The Knesset's Education Committee will convene a special session to discuss the Baratz affair. Committee Chairman MK Zevulun Orlev (Jewish Home) said that the university's decision was “strange” and said that a “dark cloud” hangs over the university.
Many of Dr. Baratz's supporters claim that the university's decision is motivated by the leftist establishment's desire for revenge against Baratz, who is a research fellow at the conservative Shalem Institute and co-authored a 2003 report on the New Israel Fund. The report served as the basis for Zionist student group Im Tirtzu's report on the Fund, which has created international uproar.
Baratz also contributed to a more recent Im Tirtzu report concerning the silencing of Zionist opinions by leftist academics. He teaches at the Jewish Statesmanship Center for Strategic Planning, and regularly writes in daily Yisrael HaYom, and in the internet magazine Maraah, which describes itself as “politically incorrect.”
Interestingly, however, a Facebook group formed in support of Baratz was created by Yoni Buchsbaum, a student who is described by lecturers as a Communist. In his comments he made on the group's homepage, Buchsbaum confirmed that he belongs to the political left and explained that the issue at hand is not political, but relates to the quality of instruction in the university.
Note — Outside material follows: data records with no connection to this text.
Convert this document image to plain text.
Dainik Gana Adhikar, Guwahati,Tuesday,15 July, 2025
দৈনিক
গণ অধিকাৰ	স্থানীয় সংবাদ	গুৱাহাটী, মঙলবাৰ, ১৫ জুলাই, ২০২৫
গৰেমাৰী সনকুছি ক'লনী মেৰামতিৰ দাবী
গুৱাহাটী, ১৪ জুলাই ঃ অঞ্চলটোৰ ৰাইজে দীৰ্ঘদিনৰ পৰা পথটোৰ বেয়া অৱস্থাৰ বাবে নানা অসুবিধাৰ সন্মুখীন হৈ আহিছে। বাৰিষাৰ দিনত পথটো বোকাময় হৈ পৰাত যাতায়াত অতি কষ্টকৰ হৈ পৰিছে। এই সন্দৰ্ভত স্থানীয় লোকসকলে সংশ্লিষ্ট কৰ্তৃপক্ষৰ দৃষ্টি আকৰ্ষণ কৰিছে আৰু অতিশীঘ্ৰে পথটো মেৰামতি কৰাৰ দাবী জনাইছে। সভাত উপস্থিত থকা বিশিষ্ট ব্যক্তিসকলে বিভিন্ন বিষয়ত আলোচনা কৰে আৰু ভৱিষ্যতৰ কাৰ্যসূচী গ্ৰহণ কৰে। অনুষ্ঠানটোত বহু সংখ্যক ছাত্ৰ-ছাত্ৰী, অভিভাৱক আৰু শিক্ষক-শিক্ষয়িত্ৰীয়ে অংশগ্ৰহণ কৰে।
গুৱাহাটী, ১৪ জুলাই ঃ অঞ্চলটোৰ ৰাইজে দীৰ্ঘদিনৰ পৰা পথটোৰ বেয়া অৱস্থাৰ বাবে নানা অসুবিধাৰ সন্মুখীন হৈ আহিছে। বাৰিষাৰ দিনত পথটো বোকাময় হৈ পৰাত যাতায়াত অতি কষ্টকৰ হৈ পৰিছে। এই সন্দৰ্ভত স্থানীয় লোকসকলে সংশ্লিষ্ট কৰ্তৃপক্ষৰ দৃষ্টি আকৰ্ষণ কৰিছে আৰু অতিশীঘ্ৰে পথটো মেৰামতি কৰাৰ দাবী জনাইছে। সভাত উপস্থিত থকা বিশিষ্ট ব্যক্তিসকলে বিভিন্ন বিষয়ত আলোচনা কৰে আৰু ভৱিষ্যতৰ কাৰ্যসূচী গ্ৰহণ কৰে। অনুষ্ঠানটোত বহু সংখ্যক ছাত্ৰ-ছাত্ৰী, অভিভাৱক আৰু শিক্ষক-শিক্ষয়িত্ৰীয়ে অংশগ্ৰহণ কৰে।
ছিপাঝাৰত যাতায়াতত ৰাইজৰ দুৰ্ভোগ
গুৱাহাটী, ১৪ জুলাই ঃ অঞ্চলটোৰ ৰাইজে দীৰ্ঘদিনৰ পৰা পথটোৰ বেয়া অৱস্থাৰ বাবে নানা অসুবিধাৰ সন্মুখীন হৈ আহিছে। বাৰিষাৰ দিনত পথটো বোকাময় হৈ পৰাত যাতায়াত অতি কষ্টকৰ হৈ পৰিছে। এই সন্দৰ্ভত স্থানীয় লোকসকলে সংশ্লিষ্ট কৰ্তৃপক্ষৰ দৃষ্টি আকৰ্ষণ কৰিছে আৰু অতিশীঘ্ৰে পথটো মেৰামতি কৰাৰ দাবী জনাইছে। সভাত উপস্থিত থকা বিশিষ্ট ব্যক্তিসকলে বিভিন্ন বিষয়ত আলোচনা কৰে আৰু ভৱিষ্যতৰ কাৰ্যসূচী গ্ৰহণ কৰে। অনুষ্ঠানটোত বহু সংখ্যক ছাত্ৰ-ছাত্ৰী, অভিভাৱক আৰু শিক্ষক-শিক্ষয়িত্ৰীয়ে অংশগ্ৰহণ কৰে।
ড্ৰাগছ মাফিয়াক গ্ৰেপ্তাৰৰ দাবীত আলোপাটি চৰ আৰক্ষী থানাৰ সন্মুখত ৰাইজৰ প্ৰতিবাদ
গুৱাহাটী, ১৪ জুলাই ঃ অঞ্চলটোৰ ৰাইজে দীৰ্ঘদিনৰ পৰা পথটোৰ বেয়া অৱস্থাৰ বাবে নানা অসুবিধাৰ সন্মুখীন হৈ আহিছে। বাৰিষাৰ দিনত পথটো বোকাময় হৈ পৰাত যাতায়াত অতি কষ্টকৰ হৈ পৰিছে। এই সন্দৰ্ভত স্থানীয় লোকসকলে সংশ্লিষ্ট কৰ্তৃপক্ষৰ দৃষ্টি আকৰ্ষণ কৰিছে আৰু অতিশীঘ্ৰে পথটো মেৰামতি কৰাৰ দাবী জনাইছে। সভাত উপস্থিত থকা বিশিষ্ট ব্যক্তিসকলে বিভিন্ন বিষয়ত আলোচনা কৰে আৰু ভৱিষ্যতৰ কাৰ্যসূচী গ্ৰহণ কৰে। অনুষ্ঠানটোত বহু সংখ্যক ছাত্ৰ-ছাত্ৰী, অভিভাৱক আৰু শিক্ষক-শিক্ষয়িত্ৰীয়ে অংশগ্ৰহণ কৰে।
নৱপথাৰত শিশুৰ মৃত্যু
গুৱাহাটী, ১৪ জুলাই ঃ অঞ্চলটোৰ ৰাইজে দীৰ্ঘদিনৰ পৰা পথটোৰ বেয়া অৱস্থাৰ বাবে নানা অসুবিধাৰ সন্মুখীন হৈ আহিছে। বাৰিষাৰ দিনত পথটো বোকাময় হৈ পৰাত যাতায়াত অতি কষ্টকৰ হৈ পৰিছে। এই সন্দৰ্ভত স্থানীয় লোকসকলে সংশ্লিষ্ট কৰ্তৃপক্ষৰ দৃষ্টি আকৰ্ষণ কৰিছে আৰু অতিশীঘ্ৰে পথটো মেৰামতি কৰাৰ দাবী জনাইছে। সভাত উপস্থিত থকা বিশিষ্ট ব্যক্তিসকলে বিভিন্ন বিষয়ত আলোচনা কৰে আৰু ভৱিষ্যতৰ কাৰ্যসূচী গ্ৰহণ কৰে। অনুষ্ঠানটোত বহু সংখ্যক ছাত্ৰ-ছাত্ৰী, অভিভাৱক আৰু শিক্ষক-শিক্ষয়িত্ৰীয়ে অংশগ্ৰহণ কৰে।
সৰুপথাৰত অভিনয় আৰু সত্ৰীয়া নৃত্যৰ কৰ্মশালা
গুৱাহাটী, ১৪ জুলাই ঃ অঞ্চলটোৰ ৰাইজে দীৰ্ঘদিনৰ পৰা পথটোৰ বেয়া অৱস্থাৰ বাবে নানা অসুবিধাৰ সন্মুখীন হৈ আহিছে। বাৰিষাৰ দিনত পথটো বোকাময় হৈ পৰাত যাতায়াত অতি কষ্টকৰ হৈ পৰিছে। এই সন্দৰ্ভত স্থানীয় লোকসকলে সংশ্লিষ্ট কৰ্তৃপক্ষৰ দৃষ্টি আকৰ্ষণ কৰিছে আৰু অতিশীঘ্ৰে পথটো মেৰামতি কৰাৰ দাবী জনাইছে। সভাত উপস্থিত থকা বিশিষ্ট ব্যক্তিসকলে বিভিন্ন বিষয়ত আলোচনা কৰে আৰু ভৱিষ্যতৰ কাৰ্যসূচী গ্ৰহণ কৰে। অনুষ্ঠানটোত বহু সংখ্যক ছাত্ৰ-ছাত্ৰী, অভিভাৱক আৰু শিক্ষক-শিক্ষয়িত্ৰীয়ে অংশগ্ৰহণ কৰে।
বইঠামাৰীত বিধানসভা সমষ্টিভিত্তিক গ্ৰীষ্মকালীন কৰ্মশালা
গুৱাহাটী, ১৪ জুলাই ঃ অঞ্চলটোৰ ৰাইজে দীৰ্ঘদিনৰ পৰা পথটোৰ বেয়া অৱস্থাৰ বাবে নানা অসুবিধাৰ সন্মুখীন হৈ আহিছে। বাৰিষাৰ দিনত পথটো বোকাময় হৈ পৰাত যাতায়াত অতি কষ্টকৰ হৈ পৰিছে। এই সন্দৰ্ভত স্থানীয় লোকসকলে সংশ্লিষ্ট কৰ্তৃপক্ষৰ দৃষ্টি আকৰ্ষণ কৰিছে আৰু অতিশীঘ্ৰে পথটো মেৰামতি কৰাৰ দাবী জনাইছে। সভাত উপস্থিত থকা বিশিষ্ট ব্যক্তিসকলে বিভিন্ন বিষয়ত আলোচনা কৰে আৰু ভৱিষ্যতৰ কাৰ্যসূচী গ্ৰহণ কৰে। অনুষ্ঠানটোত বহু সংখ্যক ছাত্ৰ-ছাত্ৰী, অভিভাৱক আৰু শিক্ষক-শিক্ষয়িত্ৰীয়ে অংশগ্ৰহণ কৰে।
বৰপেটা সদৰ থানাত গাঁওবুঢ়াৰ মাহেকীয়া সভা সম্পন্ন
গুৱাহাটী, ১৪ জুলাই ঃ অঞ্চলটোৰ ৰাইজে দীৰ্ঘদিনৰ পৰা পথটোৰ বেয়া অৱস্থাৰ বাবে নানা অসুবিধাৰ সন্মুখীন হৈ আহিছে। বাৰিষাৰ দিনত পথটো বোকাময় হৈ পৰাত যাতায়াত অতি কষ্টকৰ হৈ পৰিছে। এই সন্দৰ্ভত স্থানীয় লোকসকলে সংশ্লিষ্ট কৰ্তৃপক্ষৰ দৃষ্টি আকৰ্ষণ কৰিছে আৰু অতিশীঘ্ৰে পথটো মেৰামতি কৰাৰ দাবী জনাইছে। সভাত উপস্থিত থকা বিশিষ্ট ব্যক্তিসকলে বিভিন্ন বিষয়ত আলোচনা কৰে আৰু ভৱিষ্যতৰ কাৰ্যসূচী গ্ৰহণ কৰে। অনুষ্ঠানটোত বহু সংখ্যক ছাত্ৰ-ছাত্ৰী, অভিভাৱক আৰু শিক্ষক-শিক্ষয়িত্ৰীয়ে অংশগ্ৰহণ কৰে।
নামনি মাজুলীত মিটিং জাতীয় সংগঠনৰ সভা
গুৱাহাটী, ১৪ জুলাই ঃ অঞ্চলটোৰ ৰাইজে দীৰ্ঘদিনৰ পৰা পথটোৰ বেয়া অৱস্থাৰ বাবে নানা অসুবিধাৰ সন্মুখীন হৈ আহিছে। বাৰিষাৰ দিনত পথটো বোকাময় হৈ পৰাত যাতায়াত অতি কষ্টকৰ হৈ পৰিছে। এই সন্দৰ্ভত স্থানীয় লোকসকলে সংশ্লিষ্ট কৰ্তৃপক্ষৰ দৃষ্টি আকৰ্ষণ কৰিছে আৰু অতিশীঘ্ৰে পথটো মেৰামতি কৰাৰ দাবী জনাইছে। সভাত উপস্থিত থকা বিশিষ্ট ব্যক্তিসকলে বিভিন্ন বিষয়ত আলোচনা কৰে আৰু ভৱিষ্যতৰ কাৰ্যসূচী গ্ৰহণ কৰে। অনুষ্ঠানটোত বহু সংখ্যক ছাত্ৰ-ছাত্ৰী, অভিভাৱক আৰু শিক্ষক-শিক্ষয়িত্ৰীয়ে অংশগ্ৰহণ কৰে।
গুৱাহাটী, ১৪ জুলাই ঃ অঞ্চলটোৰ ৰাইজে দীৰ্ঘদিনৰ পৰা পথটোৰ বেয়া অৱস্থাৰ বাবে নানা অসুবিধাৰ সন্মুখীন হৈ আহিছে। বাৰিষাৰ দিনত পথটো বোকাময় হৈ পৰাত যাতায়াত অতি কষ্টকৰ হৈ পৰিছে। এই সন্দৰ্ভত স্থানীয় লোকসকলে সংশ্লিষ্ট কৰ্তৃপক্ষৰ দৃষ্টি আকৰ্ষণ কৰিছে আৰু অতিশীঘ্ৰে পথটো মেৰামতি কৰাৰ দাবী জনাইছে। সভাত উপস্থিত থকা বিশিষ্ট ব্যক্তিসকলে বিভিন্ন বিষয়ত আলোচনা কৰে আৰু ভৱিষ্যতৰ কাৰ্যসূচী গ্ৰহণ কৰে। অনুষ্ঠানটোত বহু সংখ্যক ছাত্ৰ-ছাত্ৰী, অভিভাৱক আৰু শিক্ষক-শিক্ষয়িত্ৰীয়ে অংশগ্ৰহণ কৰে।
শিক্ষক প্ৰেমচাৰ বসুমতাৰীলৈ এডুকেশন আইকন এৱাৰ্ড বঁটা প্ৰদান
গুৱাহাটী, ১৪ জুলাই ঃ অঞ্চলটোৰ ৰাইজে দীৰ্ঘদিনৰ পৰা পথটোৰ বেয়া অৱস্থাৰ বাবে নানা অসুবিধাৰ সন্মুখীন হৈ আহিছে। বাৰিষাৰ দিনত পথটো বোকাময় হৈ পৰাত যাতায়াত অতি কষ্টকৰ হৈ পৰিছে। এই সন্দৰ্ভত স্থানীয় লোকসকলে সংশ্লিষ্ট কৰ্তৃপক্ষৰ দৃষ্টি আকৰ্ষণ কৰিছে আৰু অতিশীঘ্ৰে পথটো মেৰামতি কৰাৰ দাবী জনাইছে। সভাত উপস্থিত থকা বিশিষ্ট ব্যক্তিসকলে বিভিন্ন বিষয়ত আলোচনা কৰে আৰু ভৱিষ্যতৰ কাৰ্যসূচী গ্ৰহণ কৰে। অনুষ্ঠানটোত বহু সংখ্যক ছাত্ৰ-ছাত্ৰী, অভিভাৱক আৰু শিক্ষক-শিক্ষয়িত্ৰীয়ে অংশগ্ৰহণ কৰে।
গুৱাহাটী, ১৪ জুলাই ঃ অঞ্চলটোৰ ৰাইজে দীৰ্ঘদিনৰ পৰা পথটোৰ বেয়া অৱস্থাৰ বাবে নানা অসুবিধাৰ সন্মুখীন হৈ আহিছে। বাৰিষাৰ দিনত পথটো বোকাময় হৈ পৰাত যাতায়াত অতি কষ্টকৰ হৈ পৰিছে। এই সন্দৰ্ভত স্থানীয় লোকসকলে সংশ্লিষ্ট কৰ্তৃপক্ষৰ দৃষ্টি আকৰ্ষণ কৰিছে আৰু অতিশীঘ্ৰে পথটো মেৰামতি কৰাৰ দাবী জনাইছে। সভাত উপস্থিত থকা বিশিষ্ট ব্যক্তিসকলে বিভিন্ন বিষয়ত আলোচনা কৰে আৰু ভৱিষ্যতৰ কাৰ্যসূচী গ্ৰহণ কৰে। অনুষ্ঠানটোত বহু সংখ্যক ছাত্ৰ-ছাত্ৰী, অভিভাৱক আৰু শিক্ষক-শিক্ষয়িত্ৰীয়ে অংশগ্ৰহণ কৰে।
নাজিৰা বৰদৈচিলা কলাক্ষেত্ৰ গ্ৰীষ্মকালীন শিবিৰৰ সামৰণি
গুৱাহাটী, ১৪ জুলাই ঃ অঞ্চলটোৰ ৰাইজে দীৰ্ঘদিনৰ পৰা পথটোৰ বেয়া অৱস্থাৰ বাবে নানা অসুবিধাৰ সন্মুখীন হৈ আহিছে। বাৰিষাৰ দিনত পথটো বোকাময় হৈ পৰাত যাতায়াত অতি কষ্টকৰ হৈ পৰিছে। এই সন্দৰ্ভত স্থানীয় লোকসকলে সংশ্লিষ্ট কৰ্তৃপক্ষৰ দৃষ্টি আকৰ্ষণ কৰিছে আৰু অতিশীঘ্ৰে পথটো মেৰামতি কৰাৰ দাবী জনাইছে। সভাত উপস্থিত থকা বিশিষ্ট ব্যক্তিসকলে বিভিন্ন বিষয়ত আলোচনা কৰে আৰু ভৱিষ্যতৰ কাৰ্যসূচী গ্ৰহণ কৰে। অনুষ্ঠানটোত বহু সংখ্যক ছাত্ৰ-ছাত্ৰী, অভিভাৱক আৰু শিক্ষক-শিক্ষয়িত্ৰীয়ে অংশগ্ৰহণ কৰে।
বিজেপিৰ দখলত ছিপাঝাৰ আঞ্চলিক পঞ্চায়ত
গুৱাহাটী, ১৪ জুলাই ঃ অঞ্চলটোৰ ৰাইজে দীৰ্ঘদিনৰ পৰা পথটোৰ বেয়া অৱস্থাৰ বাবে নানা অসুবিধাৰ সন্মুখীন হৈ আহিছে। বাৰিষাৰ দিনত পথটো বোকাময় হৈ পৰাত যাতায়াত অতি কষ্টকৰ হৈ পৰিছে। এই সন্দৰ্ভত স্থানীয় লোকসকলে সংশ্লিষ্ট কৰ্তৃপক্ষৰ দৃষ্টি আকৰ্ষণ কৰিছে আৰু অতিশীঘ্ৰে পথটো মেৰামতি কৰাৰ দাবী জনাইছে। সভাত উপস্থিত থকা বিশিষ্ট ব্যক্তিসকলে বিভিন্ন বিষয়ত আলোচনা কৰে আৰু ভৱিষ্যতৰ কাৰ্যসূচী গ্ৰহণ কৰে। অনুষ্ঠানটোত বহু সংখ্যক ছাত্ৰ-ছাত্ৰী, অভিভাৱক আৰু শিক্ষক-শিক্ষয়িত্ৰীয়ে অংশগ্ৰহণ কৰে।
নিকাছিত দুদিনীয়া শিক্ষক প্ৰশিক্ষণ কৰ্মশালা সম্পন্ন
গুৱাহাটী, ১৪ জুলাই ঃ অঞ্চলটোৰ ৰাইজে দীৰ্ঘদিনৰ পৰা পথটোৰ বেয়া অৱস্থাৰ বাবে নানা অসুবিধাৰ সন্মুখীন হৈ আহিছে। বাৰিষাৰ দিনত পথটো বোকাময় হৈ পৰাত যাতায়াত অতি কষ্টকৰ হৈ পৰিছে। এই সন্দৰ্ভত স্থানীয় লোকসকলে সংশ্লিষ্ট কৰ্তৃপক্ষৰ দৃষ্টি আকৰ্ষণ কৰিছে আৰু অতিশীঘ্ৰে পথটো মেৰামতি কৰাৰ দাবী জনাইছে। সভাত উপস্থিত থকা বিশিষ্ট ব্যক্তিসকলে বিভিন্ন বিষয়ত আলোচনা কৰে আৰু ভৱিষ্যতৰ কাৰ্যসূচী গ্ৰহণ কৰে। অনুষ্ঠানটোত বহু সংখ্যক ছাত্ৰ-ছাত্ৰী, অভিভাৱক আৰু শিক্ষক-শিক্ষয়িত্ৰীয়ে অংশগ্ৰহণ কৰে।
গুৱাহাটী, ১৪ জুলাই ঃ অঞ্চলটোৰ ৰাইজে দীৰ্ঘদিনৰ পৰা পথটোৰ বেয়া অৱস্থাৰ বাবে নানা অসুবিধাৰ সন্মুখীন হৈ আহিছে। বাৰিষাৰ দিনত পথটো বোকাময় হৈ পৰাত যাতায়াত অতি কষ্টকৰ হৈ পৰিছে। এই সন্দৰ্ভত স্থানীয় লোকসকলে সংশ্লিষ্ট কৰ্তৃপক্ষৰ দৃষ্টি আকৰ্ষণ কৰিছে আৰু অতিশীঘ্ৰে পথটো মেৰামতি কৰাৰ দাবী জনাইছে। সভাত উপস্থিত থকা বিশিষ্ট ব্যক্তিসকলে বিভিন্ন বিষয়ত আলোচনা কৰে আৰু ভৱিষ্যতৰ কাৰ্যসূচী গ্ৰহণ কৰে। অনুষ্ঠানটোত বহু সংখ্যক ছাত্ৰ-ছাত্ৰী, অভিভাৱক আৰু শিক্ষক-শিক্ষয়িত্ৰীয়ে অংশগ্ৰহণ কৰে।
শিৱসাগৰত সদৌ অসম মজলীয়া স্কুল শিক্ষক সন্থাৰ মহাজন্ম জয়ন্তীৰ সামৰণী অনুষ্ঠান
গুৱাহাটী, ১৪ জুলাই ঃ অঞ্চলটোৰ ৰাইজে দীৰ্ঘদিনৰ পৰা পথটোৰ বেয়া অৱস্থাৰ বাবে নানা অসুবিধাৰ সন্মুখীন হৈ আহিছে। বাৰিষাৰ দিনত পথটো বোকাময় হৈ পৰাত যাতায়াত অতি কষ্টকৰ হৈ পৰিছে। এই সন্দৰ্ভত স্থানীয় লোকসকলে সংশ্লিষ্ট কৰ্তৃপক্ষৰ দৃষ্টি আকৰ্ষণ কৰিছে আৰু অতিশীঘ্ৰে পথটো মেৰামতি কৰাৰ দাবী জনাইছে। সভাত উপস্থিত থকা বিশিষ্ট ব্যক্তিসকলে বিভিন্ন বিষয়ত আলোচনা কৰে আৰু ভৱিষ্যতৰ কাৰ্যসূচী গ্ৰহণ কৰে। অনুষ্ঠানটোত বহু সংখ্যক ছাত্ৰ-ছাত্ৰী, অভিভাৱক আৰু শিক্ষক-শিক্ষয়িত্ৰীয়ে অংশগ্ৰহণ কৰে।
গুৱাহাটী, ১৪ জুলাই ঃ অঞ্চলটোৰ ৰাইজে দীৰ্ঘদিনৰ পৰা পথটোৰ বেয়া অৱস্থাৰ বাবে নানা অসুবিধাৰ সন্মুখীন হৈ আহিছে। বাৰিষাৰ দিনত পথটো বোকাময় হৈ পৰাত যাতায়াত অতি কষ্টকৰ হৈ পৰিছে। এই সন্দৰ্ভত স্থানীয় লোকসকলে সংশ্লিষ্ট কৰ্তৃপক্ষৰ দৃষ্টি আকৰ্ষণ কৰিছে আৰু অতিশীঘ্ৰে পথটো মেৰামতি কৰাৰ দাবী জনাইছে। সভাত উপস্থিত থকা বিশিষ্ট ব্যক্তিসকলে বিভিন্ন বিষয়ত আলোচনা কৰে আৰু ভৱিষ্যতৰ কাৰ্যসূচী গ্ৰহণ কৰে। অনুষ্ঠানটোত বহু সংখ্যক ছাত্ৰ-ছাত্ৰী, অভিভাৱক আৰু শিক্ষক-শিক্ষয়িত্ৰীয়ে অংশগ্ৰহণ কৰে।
The Department of Philosophy denied there were any political considerations behind the decision to discontinue Baratz's employment. It said that the university had issued a tender for a permanent position on the Department's staff and that based on purely academic criteria, three different committees preferred another candidate over Baratz.
A co-author of the report on the NIF, Dr. Moshe Ifargan, appeared on Channel 1 television Wednesday and said that even if another candidate was more suited for the permanent post, the university could have kept Baratz on its staff in his present status as a teaching fellow. Baratz's doctoral thesis was cited for “special excellence,” he noted, and the fact that so many students had come out in support of Baratz was testimony to his talent as a lecturer.
Ifargan said that a senior professor had told him that another excellent lecturer was denied a post in the Department of Philosophy last year only because he resided in a community within Judea and Samaria.